Other studies lend support to the hypothesis that coagulopathy in the injured patient may not always arise from fluid replacement. In 1985, Ordog et al. showed that, in a cohort of 180 trauma patients who died, 97% had evidence of a coagulation defect before either fluid or blood replacement treatment.19 In a recent report from Israel, soldiers who had sustained a combat injury showed no correlation between the PT or PTT measured on hospital arrival and volume of prehospital fluid treatment.20 Because our coagulation profile is measured early in the postinjury period, an abnormal finding at this time may reflect a primary influence on an increased risk of trauma-related death rather than being secondary to commonly held mechanisms such as massive fluid resuscitation.

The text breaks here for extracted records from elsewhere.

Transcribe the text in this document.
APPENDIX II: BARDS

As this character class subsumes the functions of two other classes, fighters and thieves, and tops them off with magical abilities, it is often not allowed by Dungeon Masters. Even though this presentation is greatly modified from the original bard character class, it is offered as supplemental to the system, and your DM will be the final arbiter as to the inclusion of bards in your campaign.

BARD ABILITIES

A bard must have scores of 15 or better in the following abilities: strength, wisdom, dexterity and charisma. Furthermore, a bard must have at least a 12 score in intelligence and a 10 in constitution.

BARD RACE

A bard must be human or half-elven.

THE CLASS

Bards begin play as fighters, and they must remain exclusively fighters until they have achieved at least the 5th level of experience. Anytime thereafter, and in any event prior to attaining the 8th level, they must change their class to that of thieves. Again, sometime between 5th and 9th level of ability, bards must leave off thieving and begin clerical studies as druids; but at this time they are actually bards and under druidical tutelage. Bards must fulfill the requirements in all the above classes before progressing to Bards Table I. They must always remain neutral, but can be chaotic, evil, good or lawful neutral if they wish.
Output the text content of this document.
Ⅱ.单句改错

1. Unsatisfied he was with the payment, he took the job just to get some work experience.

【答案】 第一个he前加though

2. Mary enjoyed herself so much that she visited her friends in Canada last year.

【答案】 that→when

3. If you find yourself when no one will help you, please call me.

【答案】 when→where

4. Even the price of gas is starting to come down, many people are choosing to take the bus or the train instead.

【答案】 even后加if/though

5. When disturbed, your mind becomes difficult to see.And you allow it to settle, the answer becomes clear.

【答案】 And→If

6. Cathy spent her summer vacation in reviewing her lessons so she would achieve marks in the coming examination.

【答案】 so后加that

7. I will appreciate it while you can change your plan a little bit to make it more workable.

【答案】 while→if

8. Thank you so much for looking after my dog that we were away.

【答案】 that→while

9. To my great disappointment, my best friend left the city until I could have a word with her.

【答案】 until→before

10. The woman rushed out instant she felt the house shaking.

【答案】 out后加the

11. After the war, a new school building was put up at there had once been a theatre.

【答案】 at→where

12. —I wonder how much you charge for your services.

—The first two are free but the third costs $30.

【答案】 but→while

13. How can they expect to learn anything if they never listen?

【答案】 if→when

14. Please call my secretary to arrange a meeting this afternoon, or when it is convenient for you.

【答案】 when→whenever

Is there a cellular mechanism occurring early in these trauma patients that activates the intrinsic/extrinsic coagulation pathway before the conventionally-thought-of causes of blood transfusion, fluid replacement, progressive acidosis, and ongoing hypothermia? Or is this early prolongation of the PT and PTT simply a marker of death as opposed to a possible origin of the cause? As we continue to look for correctable abnormalities and their treatment, we need to investigate prospectively the possible independent role of coagulation defects in mortality after multiple trauma. It will also allow us to better define the role of new treatments, such as recombinant factor VIIa, antithrombin III, and aprotinin, presently being investigated for their usage in bleeding caused by coagulopathy.21-25
We conclude that coagulopathy occurs early in the postinjury period, with 28% of patients having an abnormal PT and 8% of patients having an abnormal PTT shortly after arrival at the trauma bay. Furthermore, a trauma patient with an abnormal initial prothrombin time has a 35% increased risk of mortality and a patient with an abnormal initial partial thromboplastin time has a 326% increased risk of mortality over patients whose initial PT and PTT are normal, and it is independent of the other known risk factors the patient may exhibit.